А вы, мой бедный, одинокий Хэстингс? Мое сердце обливается кровью при мысли о вас. Может быть, в последний раз послушаете совета своего старого Пуаро?
После того, как прочтете это, сядьте на поезд или на машину и разыщите Элизабет Коул или Элизабет Литчфилд. Дайте ей мое послание или расскажите его содержание. Расскажите, что вы тоже могли бы сделать то, что сделала ее сестра Маргарет, только рядом с Маргарет Литчфилд не было наблюдательного Пуаро. Отгоните от нее кошмар, покажите ей, что ее отец был убит не своей дочерью, а сочувствующим семейным другом «честным Яго», Стивеном Нортоном.
Потому что, друг мой, такая женщина, как она, все еще молодая, все еще привлекательная, не должна отказываться от жизни, считая себя покалеченной. Нет, не должна. Скажите ей так, друг мой, вы человек, который все еще привлекателен для женщин.
Eh bien, сейчас мне больше нечего сказать. Не знаю, Хэстингс, оправдано ли то, что я сделал или нет.
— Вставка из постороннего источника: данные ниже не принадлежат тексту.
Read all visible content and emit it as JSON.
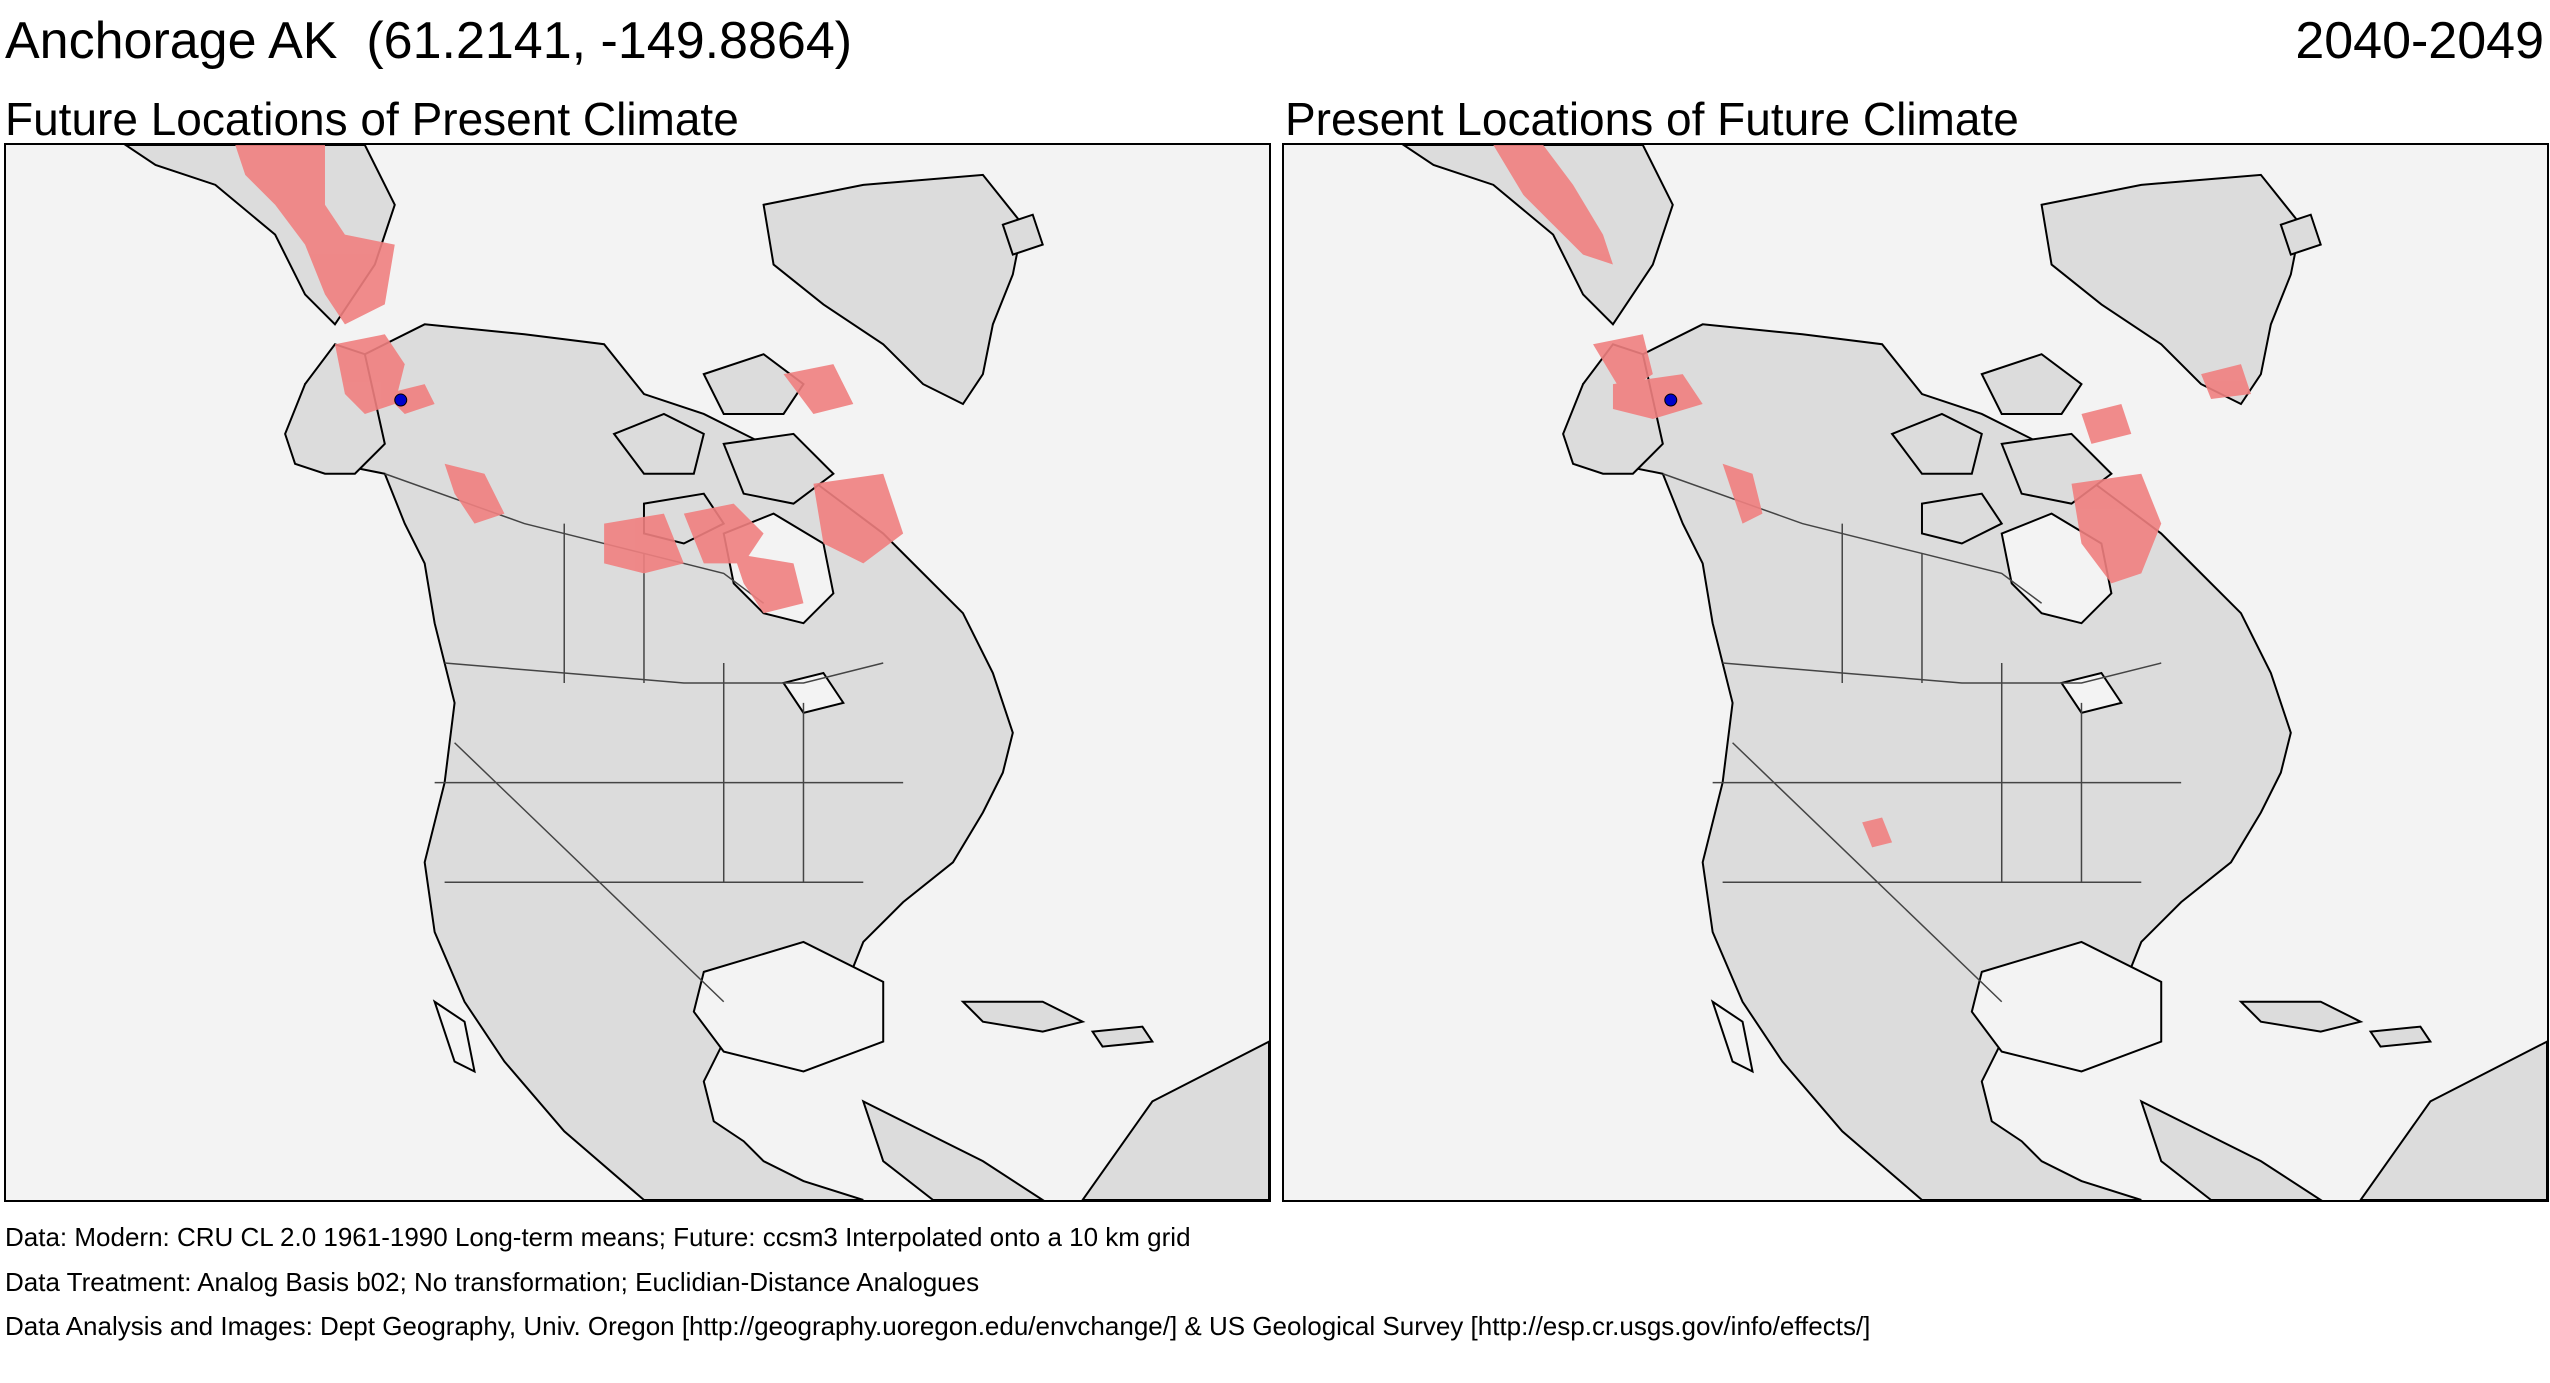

Нет… не знаю. Я не верю, что человек должен брать закон в свои руки…
Но, с другой стороны, я — закон! Как тогда, будучи еще совсем молодым человеком, служащим бельгийской полиции, я застрелил отчаявшегося преступника, сидевшего на крыше и палившего в людей. В критическом положении провозглашается военный закон.
Взяв жизнь Нортона, я спас другие жизни… невинные жизни. Но я по-прежнему не знаю… Может быть, и правильно, что я не должен знать. Я всегда был так уверен… слишком уверенно сейчас я очень смиренен и говорю, как маленький ребенок: «Я не знаю…»
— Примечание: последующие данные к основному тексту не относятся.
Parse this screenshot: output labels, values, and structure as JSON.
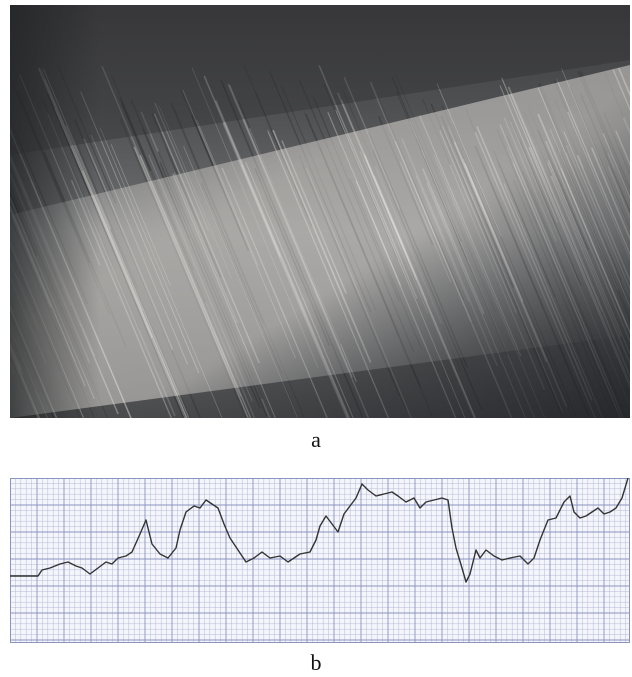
{
  "figure": {
    "panel_a": {
      "label": "a"
    },
    "panel_b": {
      "label": "b"
    }
  },
  "colors": {
    "chart_paper": "#f4f6fb",
    "grid_minor": "#aeb4d2",
    "grid_major": "#8c93bf",
    "trace": "#333333"
  }
}
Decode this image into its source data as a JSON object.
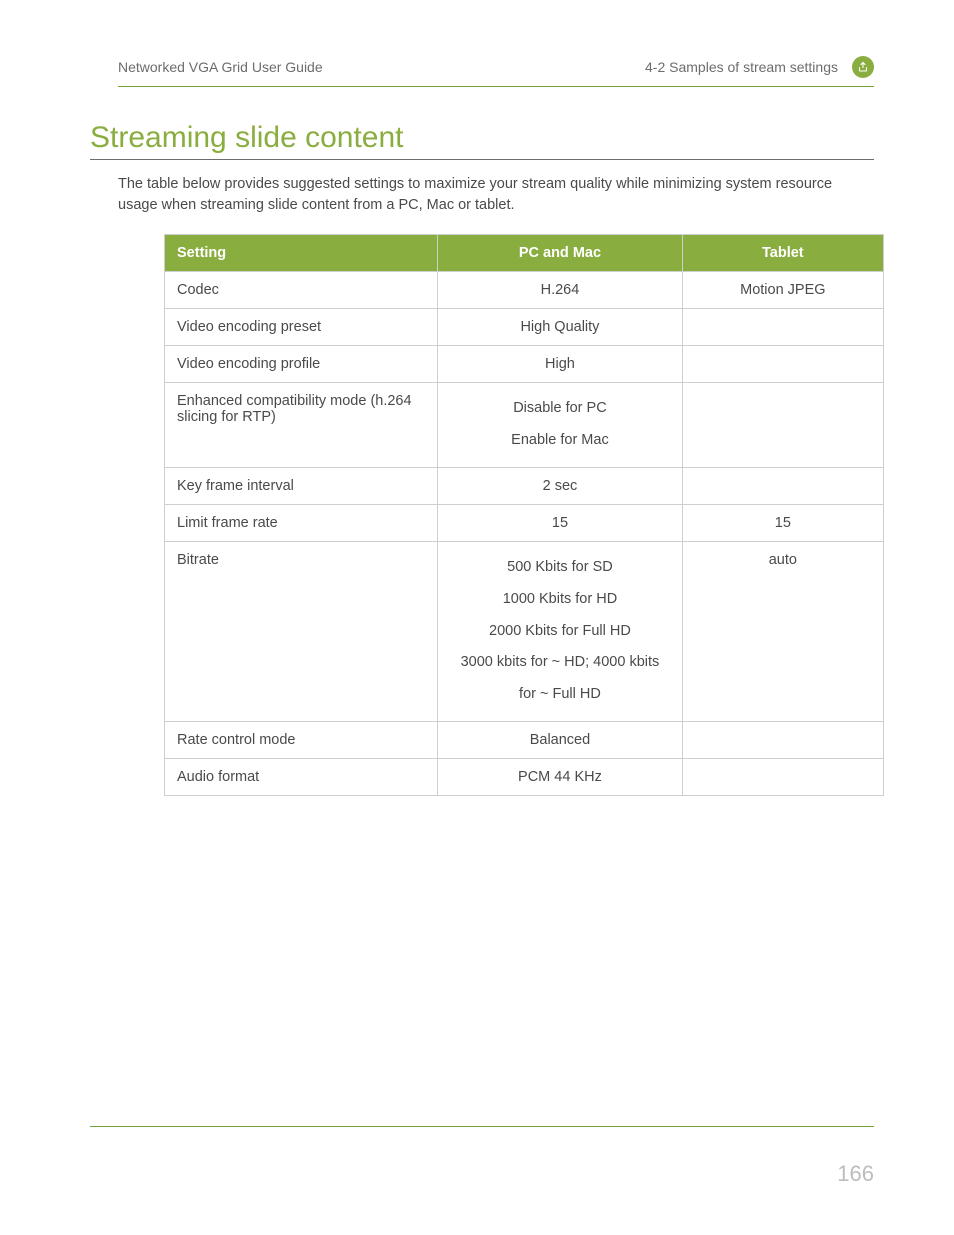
{
  "header": {
    "left": "Networked VGA Grid User Guide",
    "right": "4-2 Samples of stream settings"
  },
  "title": "Streaming slide content",
  "intro": "The table below provides suggested settings to maximize your stream quality while minimizing system resource usage when streaming slide content from a PC, Mac or tablet.",
  "table": {
    "columns": [
      "Setting",
      "PC and Mac",
      "Tablet"
    ],
    "rows": [
      {
        "setting": "Codec",
        "pcmac": "H.264",
        "tablet": "Motion JPEG"
      },
      {
        "setting": "Video encoding preset",
        "pcmac": "High Quality",
        "tablet": ""
      },
      {
        "setting": "Video encoding profile",
        "pcmac": "High",
        "tablet": ""
      },
      {
        "setting": "Enhanced compatibility mode (h.264 slicing for RTP)",
        "pcmac": "Disable for PC\nEnable for Mac",
        "tablet": ""
      },
      {
        "setting": "Key frame interval",
        "pcmac": "2 sec",
        "tablet": ""
      },
      {
        "setting": "Limit frame rate",
        "pcmac": "15",
        "tablet": "15"
      },
      {
        "setting": "Bitrate",
        "pcmac": "500 Kbits for SD\n1000 Kbits for HD\n2000 Kbits for Full HD\n3000 kbits for ~ HD; 4000 kbits for ~ Full HD",
        "tablet": "auto"
      },
      {
        "setting": "Rate control mode",
        "pcmac": "Balanced",
        "tablet": ""
      },
      {
        "setting": "Audio format",
        "pcmac": "PCM 44 KHz",
        "tablet": ""
      }
    ]
  },
  "page_number": "166",
  "colors": {
    "accent": "#8aad3f",
    "text": "#4a4a4a",
    "muted": "#6d6d6d",
    "border": "#cfcfcf",
    "page_num": "#bdbdbd"
  }
}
Прощайте, cher ami, я выбрасываю ампулы с амилнитритом. Я предпочитаю оставить себя в руках le bon Dieu. Может быть, его кара или милость будет быстрой.
Мы не будем охотиться вместе снова, друг мой. Наша первая охота была здесь… и наша последняя…
Хорошее было время.
Да, хорошее было время…
«Я закончил читать… я все еще не могу в это поверить… Но он прав. Я должен был знать. Я должен был знать, когда увидел пулевое отверстие, столь симметрично расположенное в центре лба.
Странно… наконец, я вспомнил… она вернулась, неясная мысль, промелькнувшая у меня в голове в то утро. Метка на лбу Нортона… клеймо Каина…»)
Эта книга Агаты Кристи произвела на меня глубокое впечатление. Я была подвергнута массе неожиданных поворотов событий и постоянно ощущала напряжение. Захватывающие детали и интригующие персонажи делают эту книгу невероятно захватывающей. Я особенно понравилось, как Агата Кристи проникает в самое сердце персонажей и показывает их сложные мотивации. Это произведение просто потрясающее!